Pinjam meminjam atau utang piutang lazim dilakukan oleh masyarakat kita dalam kehidupan sehari-hari. Hal ini umumnya dilakukan oleh dua orang atau lebih, satu pihak memberikan pinjaman dan pihak lainnya sebagai penerima pinjaman. Dalam konteks yang lebih modern, jika memerlukan uang biasanya masyarakat mengambilnya pada lembaga perbankan atau lembaga keuangan lainnya.
Selain lembaga perbankan juga dikenal lembaga pembiayaan yang menyediakan jasa untuk debitur yang ingin memiliki kendaraan bermotor. Khususnya bagi debitur atau masyarakat yang belum mampu membelinya secara tunai (cash). Di sini lembaga pembiayaan akan memberikan kemudahan bagi debitur dengan memberikan fasilitas tersebut. Dalam hubungan hukum ini umumnya lembaga pembiayaan mewajibkan adanya agunan sebagai jaminan apabila ke depannya debitur gagal memenuhi kewajibannya.

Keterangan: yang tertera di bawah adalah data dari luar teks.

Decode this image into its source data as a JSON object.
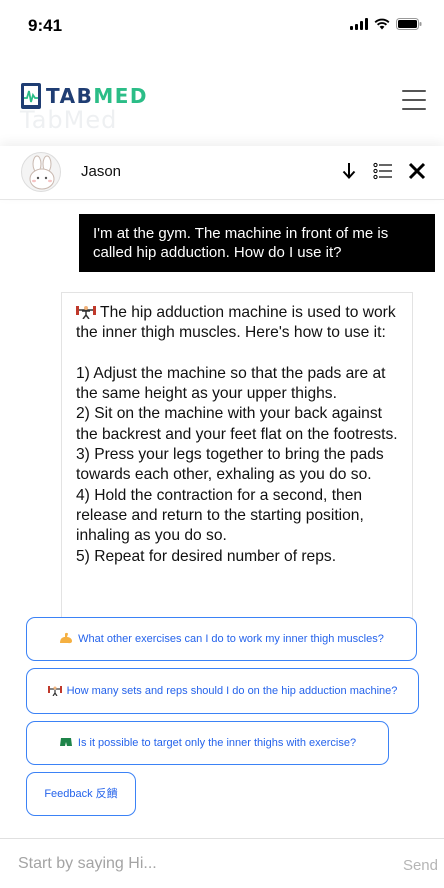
{
  "status_bar": {
    "time": "9:41"
  },
  "app": {
    "logo_part1": "TAB",
    "logo_part2": "MED",
    "logo_ghost": "TabMed",
    "brand_color_primary": "#1f3d73",
    "brand_color_accent": "#2bbd87"
  },
  "chat_header": {
    "name": "Jason",
    "actions": [
      "arrow-down-icon",
      "list-icon",
      "close-icon"
    ]
  },
  "messages": {
    "user": "I'm at the gym. The machine  in front of me is called hip adduction. How do I use it?",
    "bot": " The hip adduction machine is used to work the inner thigh muscles. Here's how to use it:\n\n1) Adjust the machine so that the pads are at the same height as your upper thighs.\n2) Sit on the machine with your back against the backrest and your feet flat on the footrests.\n3) Press your legs together to bring the pads towards each other, exhaling as you do so.\n4) Hold the contraction for a second, then release and return to the starting position, inhaling as you do so.\n5) Repeat for desired number of reps."
  },
  "suggestions": [
    "What other exercises can I do to work my inner thigh muscles?",
    "How many sets and reps should I do on the hip adduction machine?",
    "Is it possible to target only the inner thighs with exercise?",
    "Feedback 反饋"
  ],
  "input": {
    "placeholder": "Start by saying Hi...",
    "send_label": "Send"
  },
  "colors": {
    "suggestion_border": "#3b82f6",
    "suggestion_text": "#2563eb"
  }
}
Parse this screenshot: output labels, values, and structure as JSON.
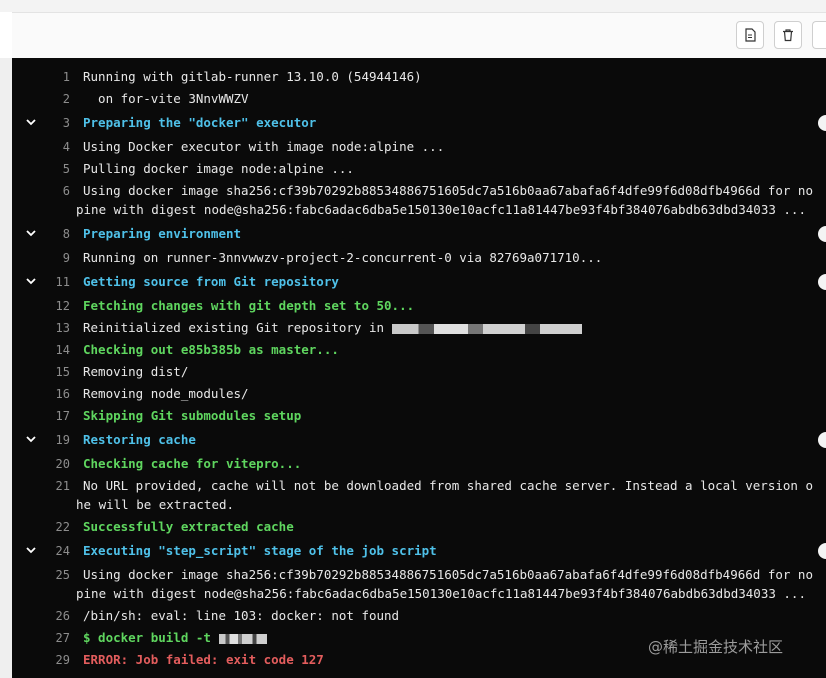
{
  "toolbar": {
    "buttons": [
      {
        "name": "raw-log-button",
        "icon": "document-icon"
      },
      {
        "name": "erase-log-button",
        "icon": "trash-icon"
      }
    ]
  },
  "log": [
    {
      "num": "1",
      "text": "Running with gitlab-runner 13.10.0 (54944146)",
      "style": "plain"
    },
    {
      "num": "2",
      "text": "  on for-vite 3NnvWWZV",
      "style": "plain"
    },
    {
      "num": "3",
      "text": "Preparing the \"docker\" executor",
      "style": "section",
      "collapsible": true
    },
    {
      "num": "4",
      "text": "Using Docker executor with image node:alpine ...",
      "style": "plain"
    },
    {
      "num": "5",
      "text": "Pulling docker image node:alpine ...",
      "style": "plain"
    },
    {
      "num": "6",
      "text": "Using docker image sha256:cf39b70292b88534886751605dc7a516b0aa67abafa6f4dfe99f6d08dfb4966d for no",
      "style": "plain",
      "cont": "pine with digest node@sha256:fabc6adac6dba5e150130e10acfc11a81447be93f4bf384076abdb63dbd34033 ..."
    },
    {
      "num": "8",
      "text": "Preparing environment",
      "style": "section",
      "collapsible": true
    },
    {
      "num": "9",
      "text": "Running on runner-3nnvwwzv-project-2-concurrent-0 via 82769a071710...",
      "style": "plain"
    },
    {
      "num": "11",
      "text": "Getting source from Git repository",
      "style": "section",
      "collapsible": true
    },
    {
      "num": "12",
      "text": "Fetching changes with git depth set to 50...",
      "style": "success"
    },
    {
      "num": "13",
      "text": "Reinitialized existing Git repository in",
      "style": "plain",
      "redacted": true
    },
    {
      "num": "14",
      "text": "Checking out e85b385b as master...",
      "style": "success"
    },
    {
      "num": "15",
      "text": "Removing dist/",
      "style": "plain"
    },
    {
      "num": "16",
      "text": "Removing node_modules/",
      "style": "plain"
    },
    {
      "num": "17",
      "text": "Skipping Git submodules setup",
      "style": "success"
    },
    {
      "num": "19",
      "text": "Restoring cache",
      "style": "section",
      "collapsible": true
    },
    {
      "num": "20",
      "text": "Checking cache for vitepro...",
      "style": "success"
    },
    {
      "num": "21",
      "text": "No URL provided, cache will not be downloaded from shared cache server. Instead a local version o",
      "style": "plain",
      "cont": "he will be extracted."
    },
    {
      "num": "22",
      "text": "Successfully extracted cache",
      "style": "success"
    },
    {
      "num": "24",
      "text": "Executing \"step_script\" stage of the job script",
      "style": "section",
      "collapsible": true
    },
    {
      "num": "25",
      "text": "Using docker image sha256:cf39b70292b88534886751605dc7a516b0aa67abafa6f4dfe99f6d08dfb4966d for no",
      "style": "plain",
      "cont": "pine with digest node@sha256:fabc6adac6dba5e150130e10acfc11a81447be93f4bf384076abdb63dbd34033 ..."
    },
    {
      "num": "26",
      "text": "/bin/sh: eval: line 103: docker: not found",
      "style": "plain"
    },
    {
      "num": "27",
      "text": "$ docker build -t",
      "style": "success",
      "redacted": true
    },
    {
      "num": "29",
      "text": "ERROR: Job failed: exit code 127",
      "style": "error"
    }
  ],
  "watermark": "@稀土掘金技术社区",
  "colors": {
    "background": "#0a0a0a",
    "section": "#4fc1e9",
    "success": "#5fd65f",
    "error": "#e35d5d",
    "text": "#e8e8e8",
    "linenum": "#8d8d8d"
  }
}
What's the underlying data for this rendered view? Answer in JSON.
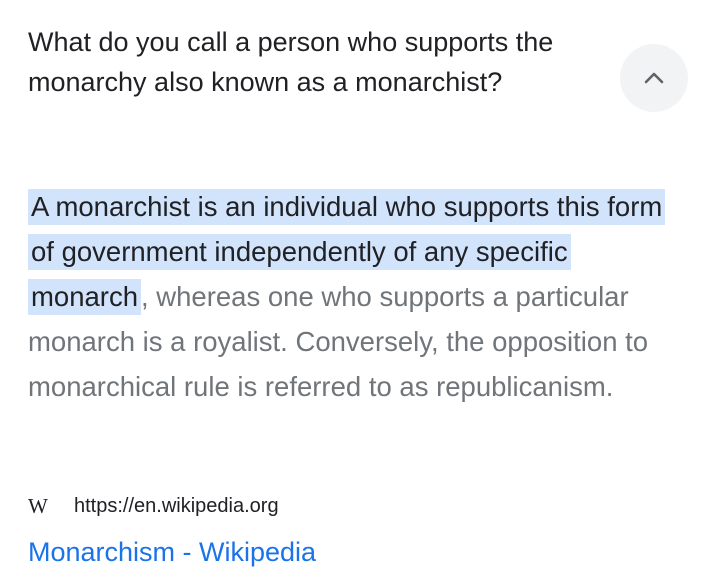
{
  "question": {
    "text": "What do you call a person who supports the monarchy also known as a monarchist?",
    "collapse_icon": "chevron-up-icon"
  },
  "answer": {
    "highlighted": "A monarchist is an individual who supports this form of government independently of any specific monarch",
    "rest": ", whereas one who supports a particular monarch is a royalist. Conversely, the opposition to monarchical rule is referred to as republicanism."
  },
  "source": {
    "icon": "wikipedia-icon",
    "icon_glyph": "W",
    "url": "https://en.wikipedia.org",
    "title": "Monarchism - Wikipedia"
  },
  "colors": {
    "highlight": "#d2e3fc",
    "link": "#1a73e8",
    "text": "#202124",
    "muted": "#70757a"
  }
}
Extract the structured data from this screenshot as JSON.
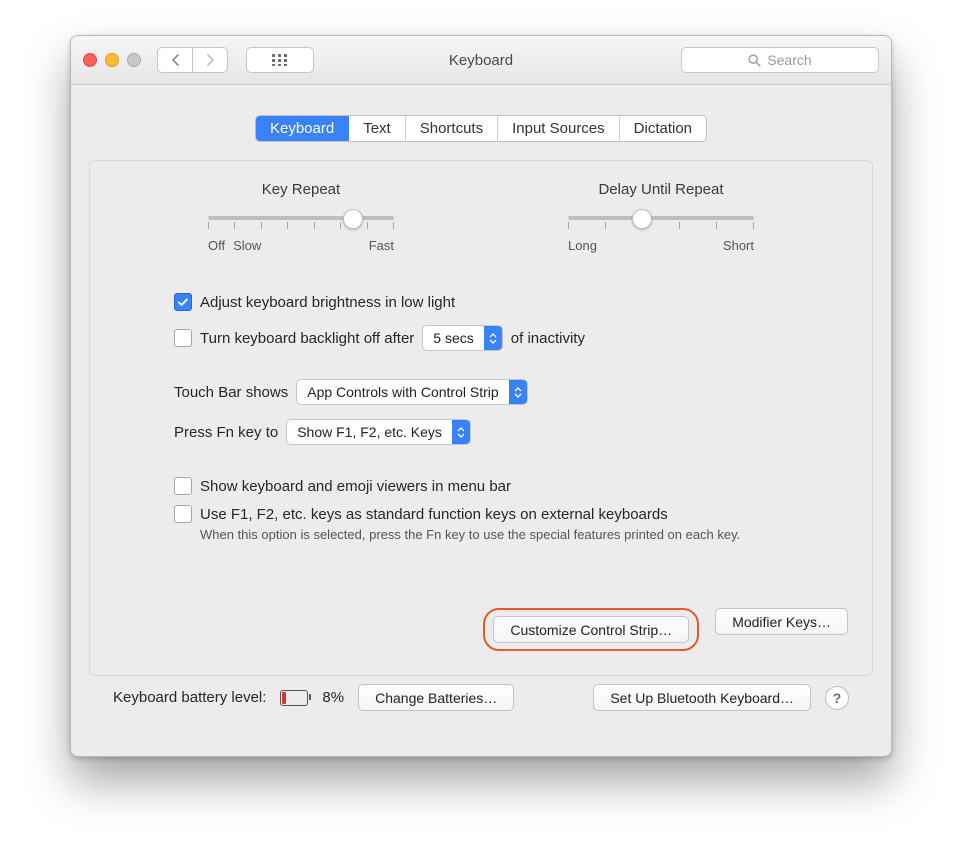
{
  "window": {
    "title": "Keyboard",
    "search_placeholder": "Search"
  },
  "tabs": [
    "Keyboard",
    "Text",
    "Shortcuts",
    "Input Sources",
    "Dictation"
  ],
  "sliders": {
    "key_repeat": {
      "title": "Key Repeat",
      "left1": "Off",
      "left2": "Slow",
      "right": "Fast"
    },
    "delay": {
      "title": "Delay Until Repeat",
      "left": "Long",
      "right": "Short"
    }
  },
  "options": {
    "auto_brightness": "Adjust keyboard brightness in low light",
    "backlight_off": {
      "pre": "Turn keyboard backlight off after",
      "value": "5 secs",
      "post": "of inactivity"
    },
    "touchbar": {
      "label": "Touch Bar shows",
      "value": "App Controls with Control Strip"
    },
    "fn": {
      "label": "Press Fn key to",
      "value": "Show F1, F2, etc. Keys"
    },
    "show_viewers": "Show keyboard and emoji viewers in menu bar",
    "std_fn": {
      "label": "Use F1, F2, etc. keys as standard function keys on external keyboards",
      "help": "When this option is selected, press the Fn key to use the special features printed on each key."
    }
  },
  "buttons": {
    "customize": "Customize Control Strip…",
    "modifier": "Modifier Keys…"
  },
  "footer": {
    "battery_label": "Keyboard battery level:",
    "battery_pct": "8%",
    "change_batt": "Change Batteries…",
    "bt_setup": "Set Up Bluetooth Keyboard…",
    "help": "?"
  }
}
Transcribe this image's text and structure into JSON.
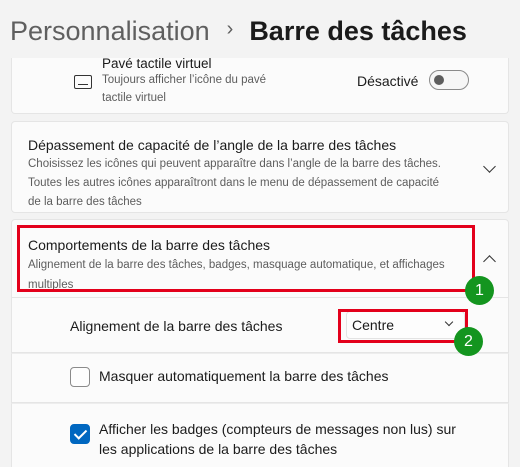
{
  "header": {
    "parent": "Personnalisation",
    "separator": "›",
    "current": "Barre des tâches"
  },
  "touchpad_keyboard": {
    "title": "Pavé tactile virtuel",
    "description_line1": "Toujours afficher l’icône du pavé",
    "description_line2": "tactile virtuel",
    "toggle_label": "Désactivé",
    "toggle_on": false,
    "icon": "keyboard-icon"
  },
  "corner_overflow": {
    "title": "Dépassement de capacité de l’angle de la barre des tâches",
    "description_line1": "Choisissez les icônes qui peuvent apparaître dans l’angle de la barre des tâches.",
    "description_line2": "Toutes les autres icônes apparaîtront dans le menu de dépassement de capacité",
    "description_line3": "de la barre des tâches",
    "icon": "chevron-down-icon"
  },
  "behaviors": {
    "title": "Comportements de la barre des tâches",
    "description_line1": "Alignement de la barre des tâches, badges, masquage automatique, et affichages",
    "description_line2": "multiples",
    "icon": "chevron-up-icon",
    "alignment": {
      "label": "Alignement de la barre des tâches",
      "selected": "Centre"
    },
    "autohide": {
      "label": "Masquer automatiquement la barre des tâches",
      "checked": false
    },
    "badges": {
      "label_line1": "Afficher les badges (compteurs de messages non lus) sur",
      "label_line2": "les applications de la barre des tâches",
      "checked": true
    }
  },
  "callouts": {
    "one": "1",
    "two": "2",
    "box_color": "#e3001b",
    "badge_color": "#14951f"
  },
  "colors": {
    "accent": "#0067c0",
    "background": "#f3f3f3"
  }
}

Dalam hukum positif kita dikenal dengan nama jaminan fidusia yang diatur dalam UU Nomor 42 Tahun 1999 tentang Jaminan Fidusia.
Jaminan fidusia merupakan hak jaminan atas benda bergerak baik yang berwujud maupun yang tidak berwujud dan benda tidak bergerak, khususnya bangunan yang tidak dapat dibebani hak tanggungan yang tetap berada dalam penguasaan pemberi fidusia, sebagai jaminan bagi pelunasan utang tertentu, yang memberikan kedudukan yang diutamakan kepada penerima fidusia terhadap kreditur lainnya.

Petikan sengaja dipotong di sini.